PGP & GPG | Privacy Technology for Medical Doctors - University of Illinois at Urbana-Champaign

What is PGP and GPG?

PGP stand for Pretty Good Privacy. GPG stands for GNU privacy Guard. Both of these programs are used to encrypt and decrypt data, messages, and emails. The difference between the two is that GPG is open-sourced where PGP is not. The technical explanation behind how these two programs work is very complicated and rigorous. However the basic idea behind them is just as useful to understand. These programs use mathematical algorithms to generate two keys for each person using them. One key is known as the public key and is available for the general public. The other key is a private key and should only be known by the individual. When two people use these programs, they exchange their public keys but not their private keys. The only way to decrypt the message sent from one individual to the other is by using their own private key. Here is a video that better explains the idea:

How to use GPA/GPG?

The following list of steps are used for setting up encrypted email on a given computer.

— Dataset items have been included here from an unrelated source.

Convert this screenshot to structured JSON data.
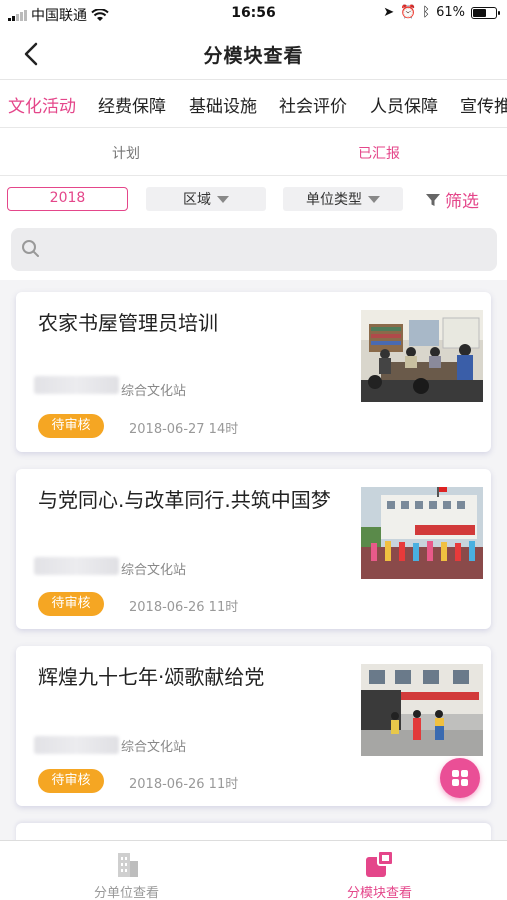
{
  "status": {
    "carrier": "中国联通",
    "time": "16:56",
    "battery": "61%",
    "battery_level": 0.61
  },
  "nav": {
    "title": "分模块查看"
  },
  "categories": [
    "文化活动",
    "经费保障",
    "基础设施",
    "社会评价",
    "人员保障",
    "宣传推"
  ],
  "subtabs": [
    "计划",
    "已汇报"
  ],
  "filters": {
    "year": "2018",
    "region": "区域",
    "unit_type": "单位类型",
    "filter_label": "筛选",
    "search_placeholder": ""
  },
  "cards": [
    {
      "title": "农家书屋管理员培训",
      "station": "综合文化站",
      "status": "待审核",
      "date": "2018-06-27 14时"
    },
    {
      "title": "与党同心.与改革同行.共筑中国梦",
      "station": "综合文化站",
      "status": "待审核",
      "date": "2018-06-26 11时"
    },
    {
      "title": "辉煌九十七年·颂歌献给党",
      "station": "综合文化站",
      "status": "待审核",
      "date": "2018-06-26 11时"
    }
  ],
  "tabbar": {
    "left": "分单位查看",
    "right": "分模块查看"
  },
  "colors": {
    "accent": "#e4468a",
    "badge": "#f5a623"
  }
}
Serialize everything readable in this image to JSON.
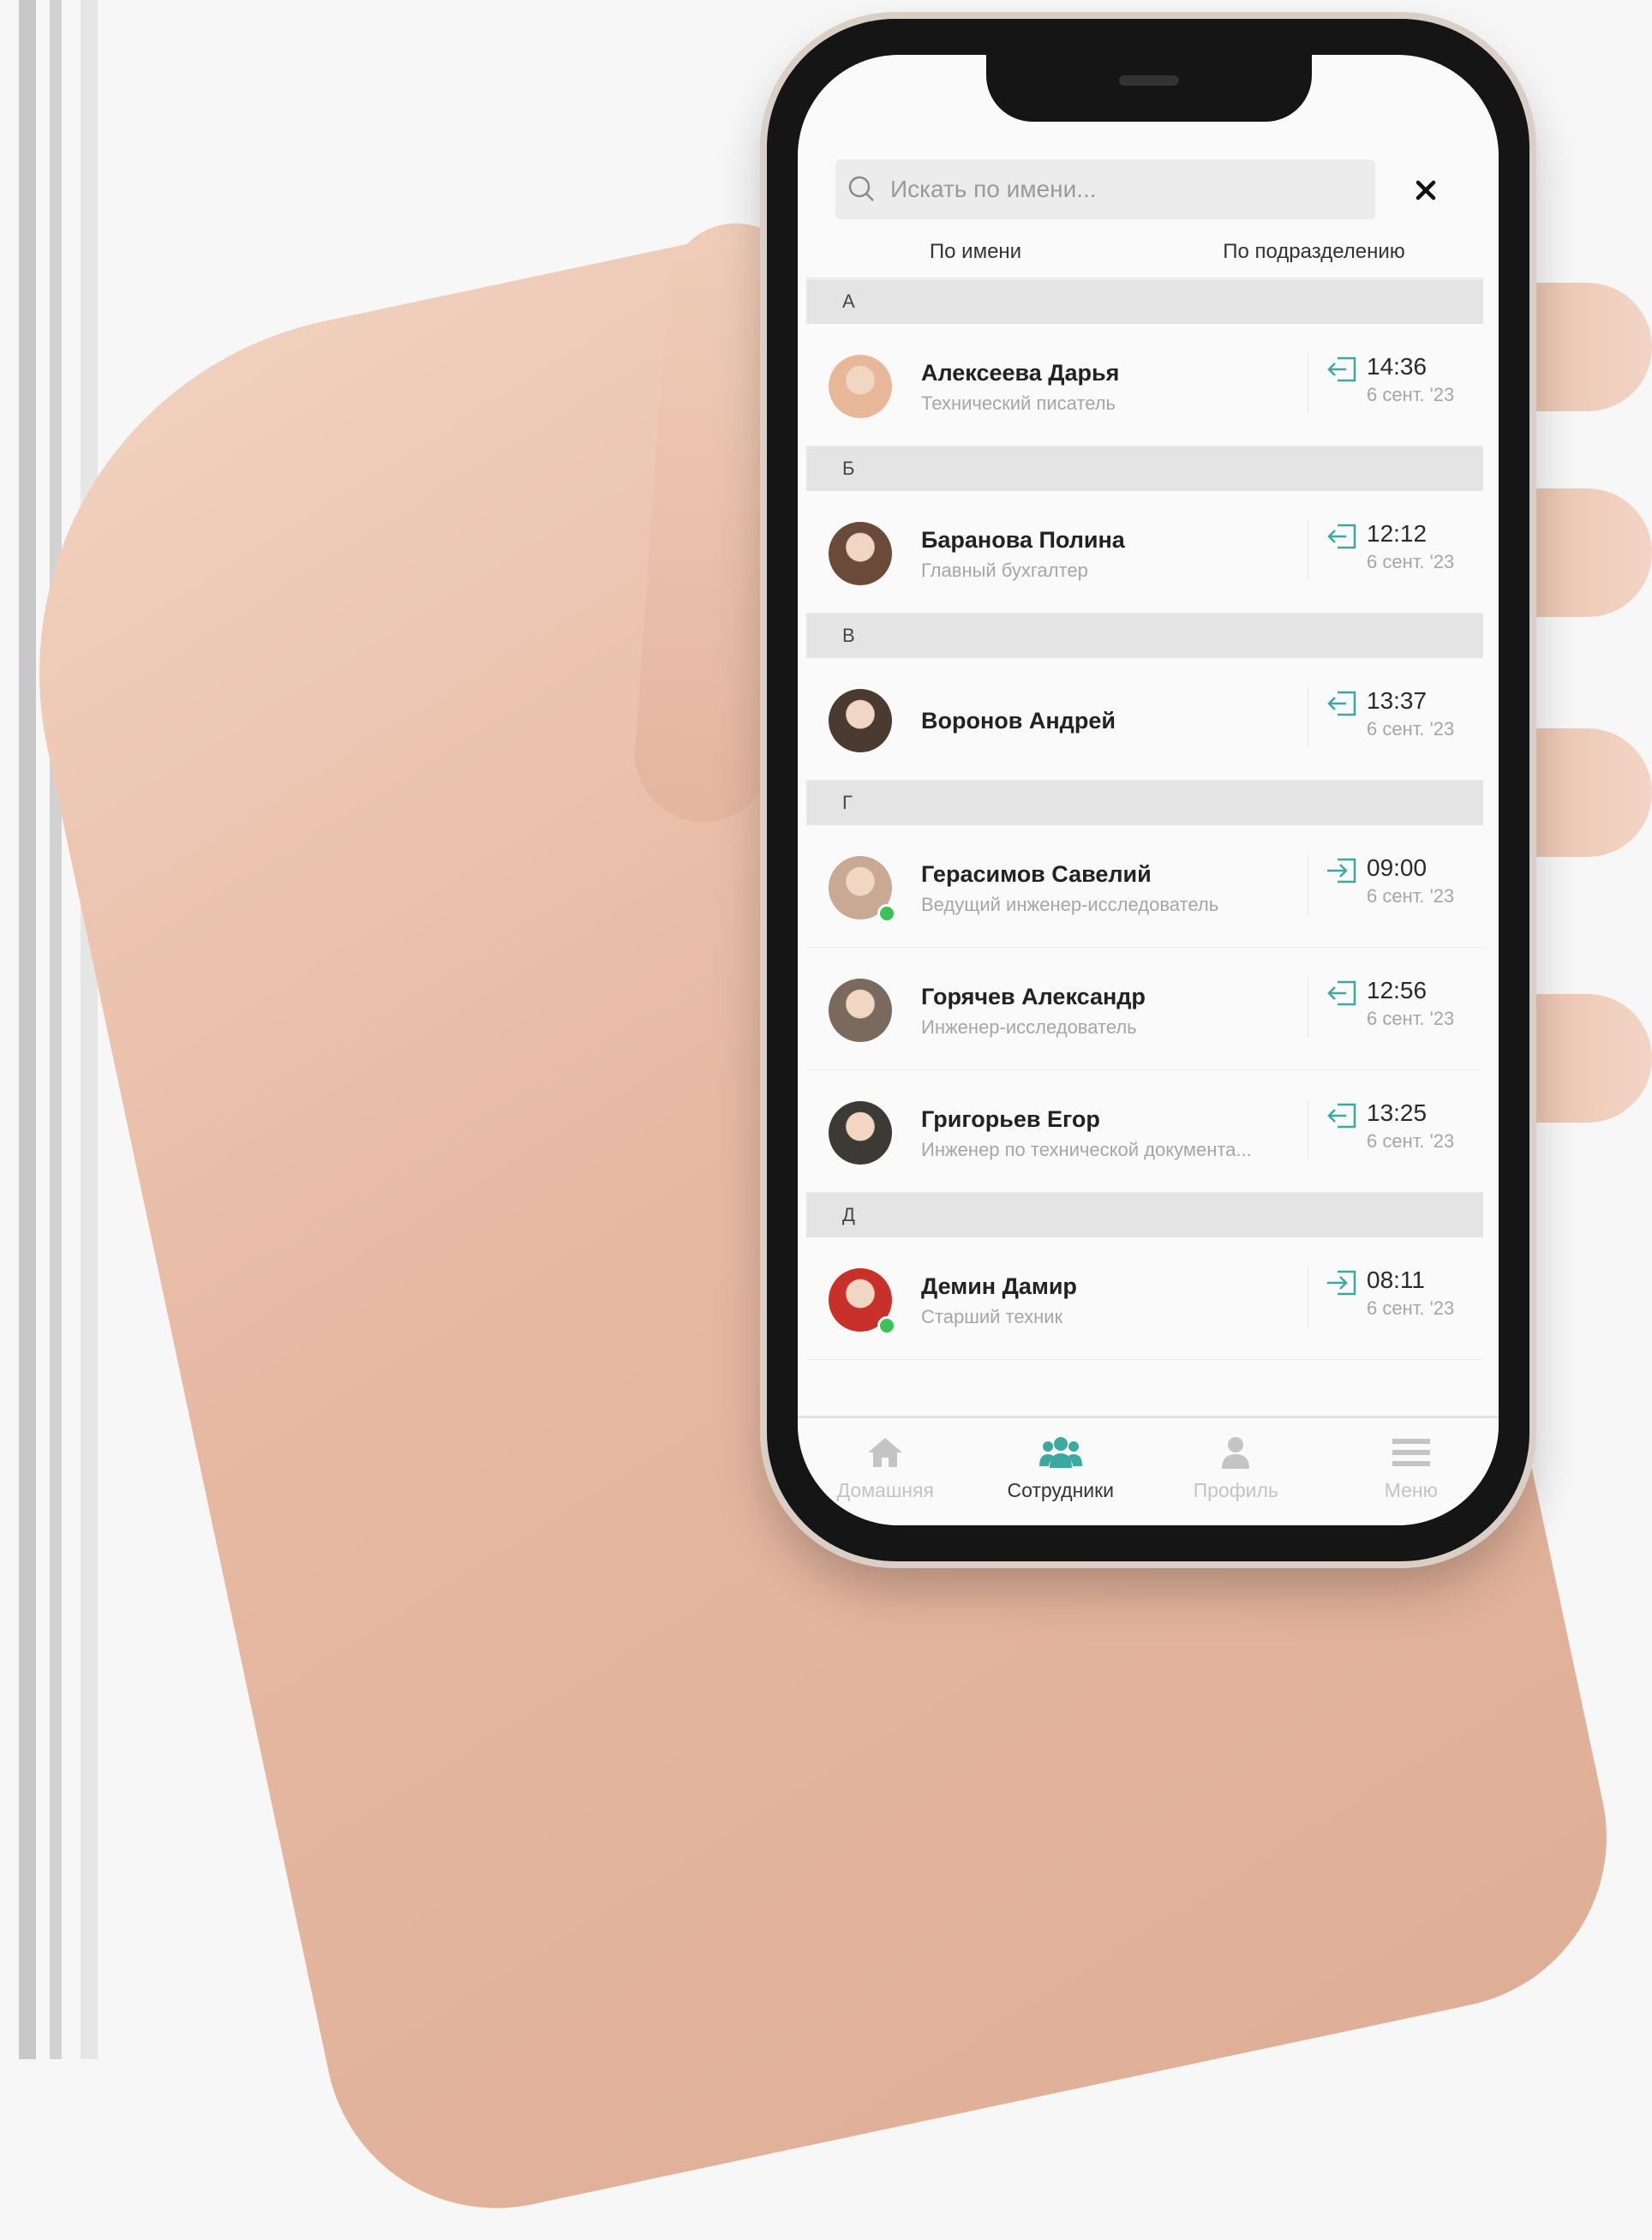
{
  "search": {
    "placeholder": "Искать по имени...",
    "value": ""
  },
  "tabs": [
    {
      "label": "По имени",
      "active": true
    },
    {
      "label": "По подразделению",
      "active": false
    }
  ],
  "sections": [
    {
      "letter": "А",
      "employees": [
        {
          "name": "Алексеева Дарья",
          "role": "Технический писатель",
          "direction": "exit",
          "time": "14:36",
          "date": "6 сент. '23",
          "online": false,
          "avatar_color": "#e8b79a"
        }
      ]
    },
    {
      "letter": "Б",
      "employees": [
        {
          "name": "Баранова Полина",
          "role": "Главный бухгалтер",
          "direction": "exit",
          "time": "12:12",
          "date": "6 сент. '23",
          "online": false,
          "avatar_color": "#6b4a3a"
        }
      ]
    },
    {
      "letter": "В",
      "employees": [
        {
          "name": "Воронов Андрей",
          "role": "",
          "direction": "exit",
          "time": "13:37",
          "date": "6 сент. '23",
          "online": false,
          "avatar_color": "#4a3a30"
        }
      ]
    },
    {
      "letter": "Г",
      "employees": [
        {
          "name": "Герасимов Савелий",
          "role": "Ведущий инженер-исследователь",
          "direction": "enter",
          "time": "09:00",
          "date": "6 сент. '23",
          "online": true,
          "avatar_color": "#c9a894"
        },
        {
          "name": "Горячев Александр",
          "role": "Инженер-исследователь",
          "direction": "exit",
          "time": "12:56",
          "date": "6 сент. '23",
          "online": false,
          "avatar_color": "#7a6a5e"
        },
        {
          "name": "Григорьев Егор",
          "role": "Инженер по технической документа...",
          "direction": "exit",
          "time": "13:25",
          "date": "6 сент. '23",
          "online": false,
          "avatar_color": "#3d3a36"
        }
      ]
    },
    {
      "letter": "Д",
      "employees": [
        {
          "name": "Демин Дамир",
          "role": "Старший техник",
          "direction": "enter",
          "time": "08:11",
          "date": "6 сент. '23",
          "online": true,
          "avatar_color": "#c8302a"
        }
      ]
    }
  ],
  "nav": [
    {
      "label": "Домашняя",
      "icon": "home-icon",
      "active": false
    },
    {
      "label": "Сотрудники",
      "icon": "people-icon",
      "active": true
    },
    {
      "label": "Профиль",
      "icon": "person-icon",
      "active": false
    },
    {
      "label": "Меню",
      "icon": "menu-icon",
      "active": false
    }
  ],
  "colors": {
    "accent": "#3ba9a0",
    "online": "#3cc15a",
    "nav_inactive": "#c4c4c4"
  }
}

1. Go to http://www.mozilla.org/en-US/thunderbird/ and download Mozilla Thunderbird

2. After Thunderbird is downloaded, go to http://gpg4win.org/ and download Gpg4win

3. Select GPA as one of the downloads

4. Once GPA is downloaded, open GPA and press ctrl+N to generate a new key

5. You will have to enter your name and email address before the program starts generating a key

6. While its generating the key, the program will ask you to enter a passphrase NOTE: this passphrase is used in the instance your private key is compromised, another auntecation level is needed to access your email.

7. After your public and private key is generated, go to Thunderbird and click on Add-ons.

8. In the Add-ons, search for Engimail and download this add-on.

9. After all these steps have been fulfilled, your computer is ready to send encrypted emails.

10. Go to Thunderbrid and click on “Write”

11. In the taskbar, click on “OpenPGP” and click on “Encrypt Message”

12. Enter the recipients email address. NOTE: You must have the recipient public key.

13. Enter the text in the subject line and type the email.

14. Click Send.

15. The recipient should receive the message and would have to enter their passphrase to decrypt the message.

Uses of Encrypted Emails in the Medical Field

Encrypted Emails can change the way doctors and patients communicate because unlike regular emails, encrypted emails are many folds more secure. Without the private key or the passphrase, compromising a patient’s or doctor’s email would be virtually impossible. Although PGP and GPG are similar to Cryptocat in that they send encrypted messages, PGP and GPG would only be used if the patient and doctor are not having a back and forth conversation. Cryptocat is useful in that it is much more apt for real time, back and forth conversation.